Addressing the UN Security Council, Attenborough told world leaders they had an "awesome responsibilty" to tackle climate change or risk the "break down" of civilisation.
The broadcaster made his remarks via video link during the session on Tuesday which was chaired by Prime Minister Boris Johnson, the first time a British PM has led the meeting since 1992.
In a heartfelt plea to the 15 members of the UNSC, he said: "We know that the security of the entire world depends on your decisions.
"You hold the key to prevent a repetition of that global catasrophe – the Great War – that took place during my youth and transformed an entire generation.
"And that awesome responsiblity, I know well, still rests with you. But may I plead that today there are threats to security of a new, and unprecedented kind.
He added: "These threats do not divide us, they are threats which should unite us, no matter from which part of the world we come.
"For they face us all."
The 94 yeard old conservationist said rising global temperatures, the despoiling of the ocean and changing weather patterns would "assuredly become reality" in the coming years, while others could "destroy entire cities and societies" for the next generation unless urgent action is taken.
"If we continue on our current path we will face the collapse of everything that gives us our security," he said.
"Food production, access to fresh water, habitable ambient temperature and ocean food chains. And if the natural world can no longer support the most basic of our needs, then much of the rest of civilisation will quickly break down.
"Please make no mistake, climate change is the biggest threat to security that modern humans have ever faced.

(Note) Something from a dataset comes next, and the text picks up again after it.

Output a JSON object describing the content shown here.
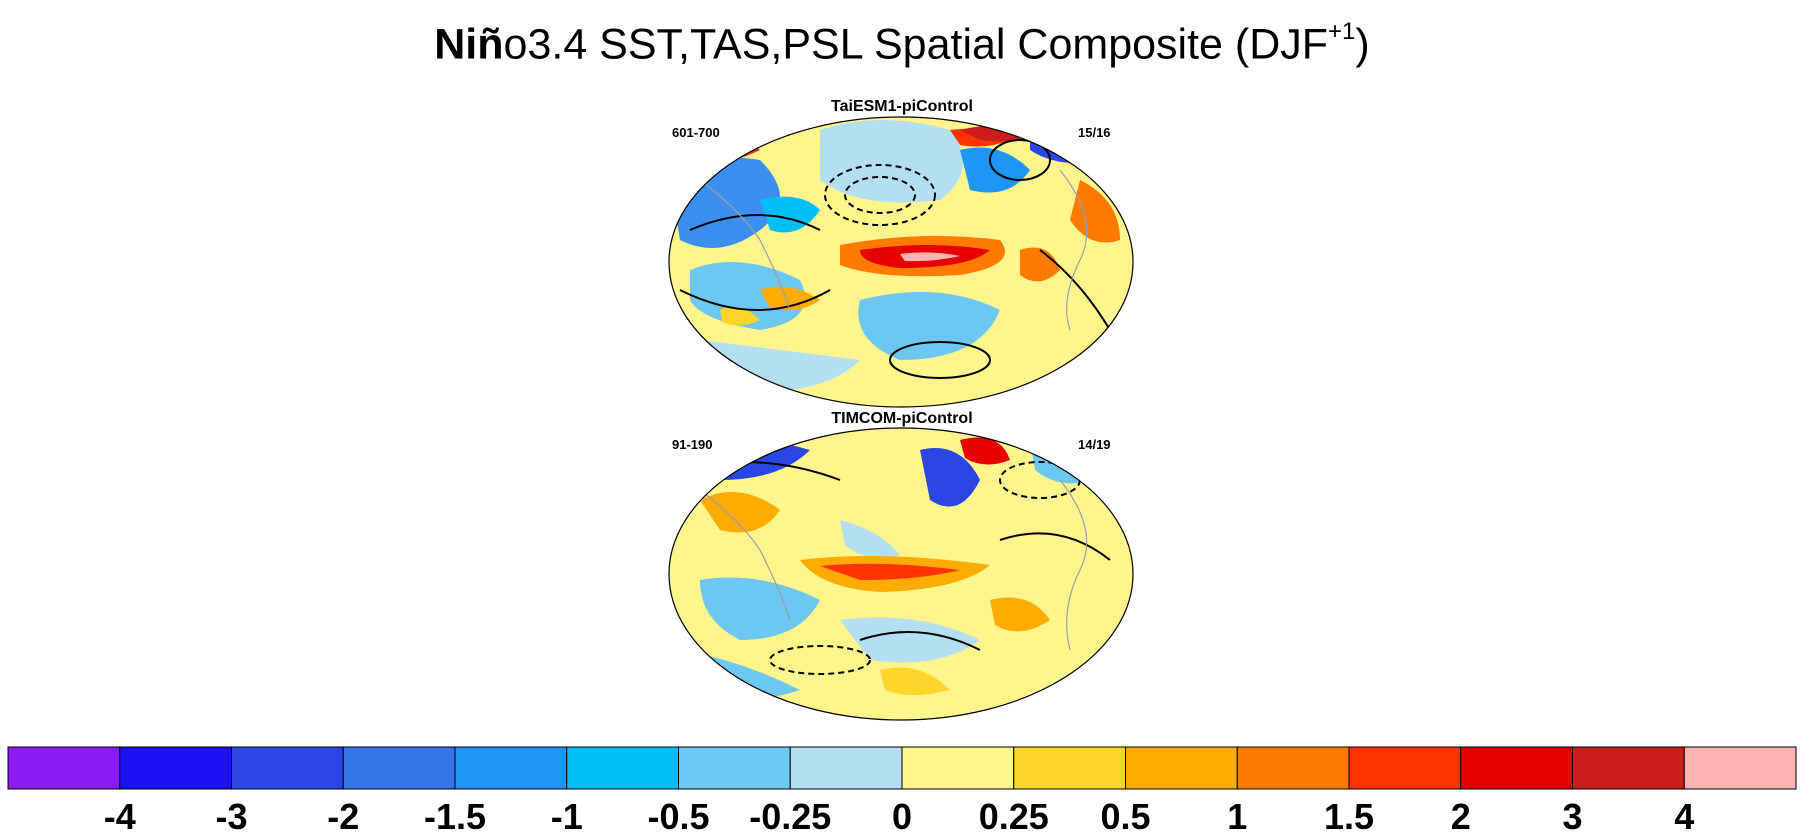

"I don't envy you the responsibility that this places on all of you and your governments.
"We have left the stable and secure climate period that gave birth to our civilisations.

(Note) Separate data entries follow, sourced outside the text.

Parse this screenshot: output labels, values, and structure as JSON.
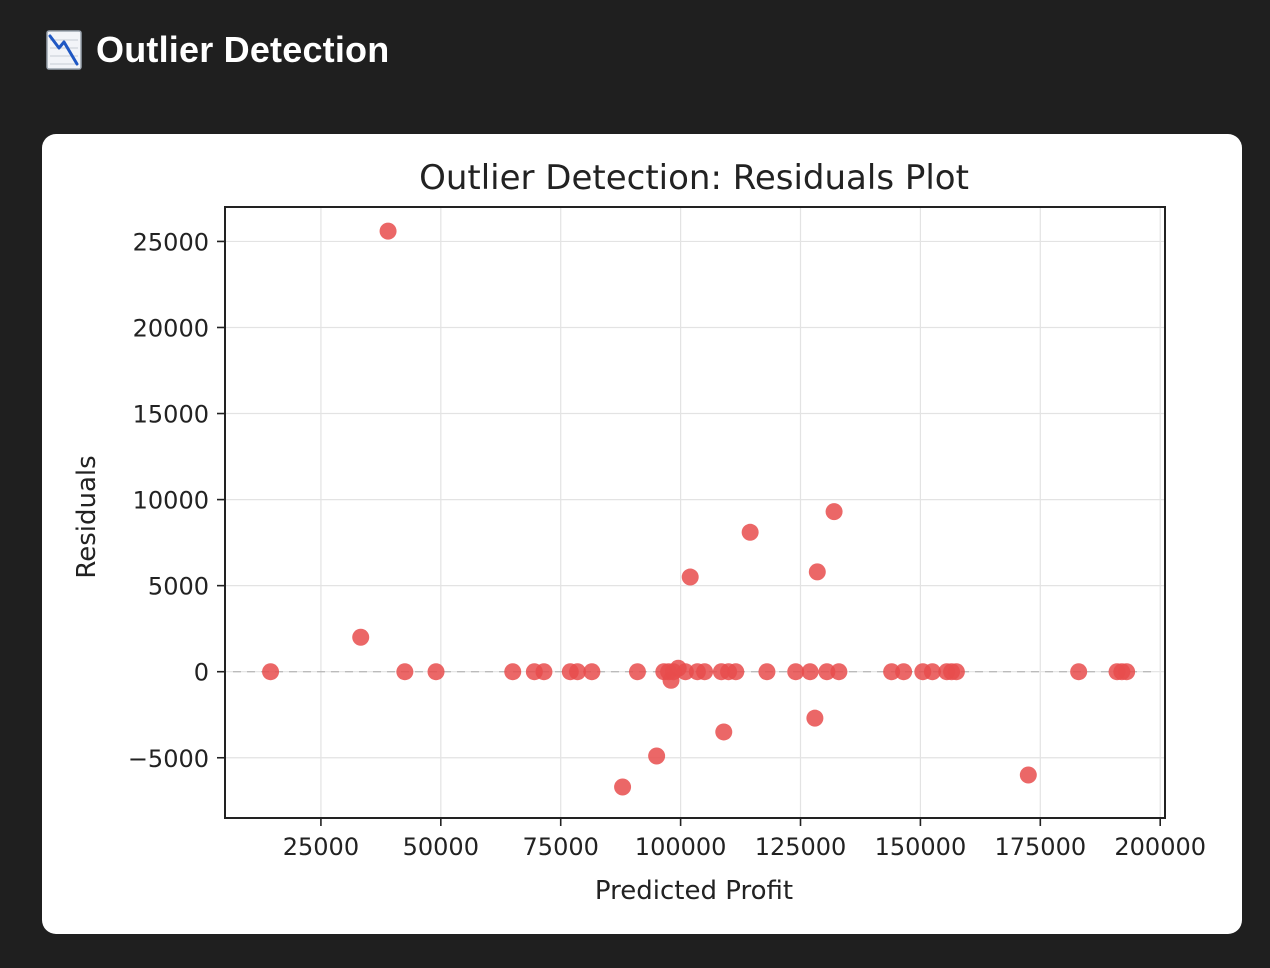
{
  "header": {
    "title": "Outlier Detection",
    "icon": "chart-decreasing-icon"
  },
  "colors": {
    "page_background": "#1f1f1f",
    "card_background": "#ffffff",
    "point_color": "#e74c4c",
    "grid_color": "#e3e3e3"
  },
  "chart_data": {
    "type": "scatter",
    "title": "Outlier Detection: Residuals Plot",
    "xlabel": "Predicted Profit",
    "ylabel": "Residuals",
    "xlim": [
      5000,
      201000
    ],
    "ylim": [
      -8500,
      27000
    ],
    "xticks": [
      25000,
      50000,
      75000,
      100000,
      125000,
      150000,
      175000,
      200000
    ],
    "yticks": [
      -5000,
      0,
      5000,
      10000,
      15000,
      20000,
      25000
    ],
    "grid": true,
    "reference_line": {
      "y": 0,
      "style": "dashed"
    },
    "series": [
      {
        "points": [
          [
            14500,
            0
          ],
          [
            33300,
            2000
          ],
          [
            39000,
            25600
          ],
          [
            42500,
            0
          ],
          [
            49000,
            0
          ],
          [
            65000,
            0
          ],
          [
            69500,
            0
          ],
          [
            71500,
            0
          ],
          [
            77000,
            0
          ],
          [
            78500,
            0
          ],
          [
            81500,
            0
          ],
          [
            87900,
            -6700
          ],
          [
            91000,
            0
          ],
          [
            95000,
            -4900
          ],
          [
            96500,
            0
          ],
          [
            97500,
            0
          ],
          [
            98000,
            -500
          ],
          [
            98500,
            0
          ],
          [
            99500,
            200
          ],
          [
            101000,
            0
          ],
          [
            102000,
            5500
          ],
          [
            103500,
            0
          ],
          [
            105000,
            0
          ],
          [
            108500,
            0
          ],
          [
            109000,
            -3500
          ],
          [
            110000,
            0
          ],
          [
            111500,
            0
          ],
          [
            114500,
            8100
          ],
          [
            118000,
            0
          ],
          [
            124000,
            0
          ],
          [
            127000,
            0
          ],
          [
            128000,
            -2700
          ],
          [
            128500,
            5800
          ],
          [
            130500,
            0
          ],
          [
            132000,
            9300
          ],
          [
            133000,
            0
          ],
          [
            144000,
            0
          ],
          [
            146500,
            0
          ],
          [
            150500,
            0
          ],
          [
            152500,
            0
          ],
          [
            155500,
            0
          ],
          [
            156500,
            0
          ],
          [
            157500,
            0
          ],
          [
            172500,
            -6000
          ],
          [
            183000,
            0
          ],
          [
            191000,
            0
          ],
          [
            192000,
            0
          ],
          [
            193000,
            0
          ]
        ]
      }
    ]
  }
}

"There is no going back. No matter what we do now, it is too late to avoid climate change, and the poorest and most vulnerable, those with the least security are certain to suffer."

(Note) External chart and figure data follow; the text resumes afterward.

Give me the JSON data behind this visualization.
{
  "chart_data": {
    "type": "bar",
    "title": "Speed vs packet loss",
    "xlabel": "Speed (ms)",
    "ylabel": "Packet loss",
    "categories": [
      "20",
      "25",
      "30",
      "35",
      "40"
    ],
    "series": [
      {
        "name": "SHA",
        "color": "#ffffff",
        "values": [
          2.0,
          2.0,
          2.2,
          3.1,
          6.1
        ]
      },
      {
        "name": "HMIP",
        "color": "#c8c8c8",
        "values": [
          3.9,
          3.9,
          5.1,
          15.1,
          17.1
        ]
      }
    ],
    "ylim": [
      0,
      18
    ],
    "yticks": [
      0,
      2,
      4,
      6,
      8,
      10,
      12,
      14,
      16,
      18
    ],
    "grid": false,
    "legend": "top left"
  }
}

But Attenborough said while it was impossible to return to the "stable, benign" climate that had allowed life to flourish on earth, that there were "grounds for hope" if world governments acted quickly.
He claimed the upcoming UN Climate Change Conference, COP-26, due to be held in Glasgow later this year was "our last opportunity to make the necessary step-change".
Speaking ahead of the session, Boris Johnson said failure to tackle climate change could lead to further insecurity and worsening conflicts.
"From the communities uprooted by extreme weather and hunger, to warlords capitalising on the scramble for resources – a warming planet is driving insecurity," he said.
"Unlike many issues the security council deals with, this is one we know exactly how to address. By helping vulnerable countries adapt to climate change and cutting global emissions to net zero, we will protect not only the bountiful biodiversity of our planet, but its prosperity and security."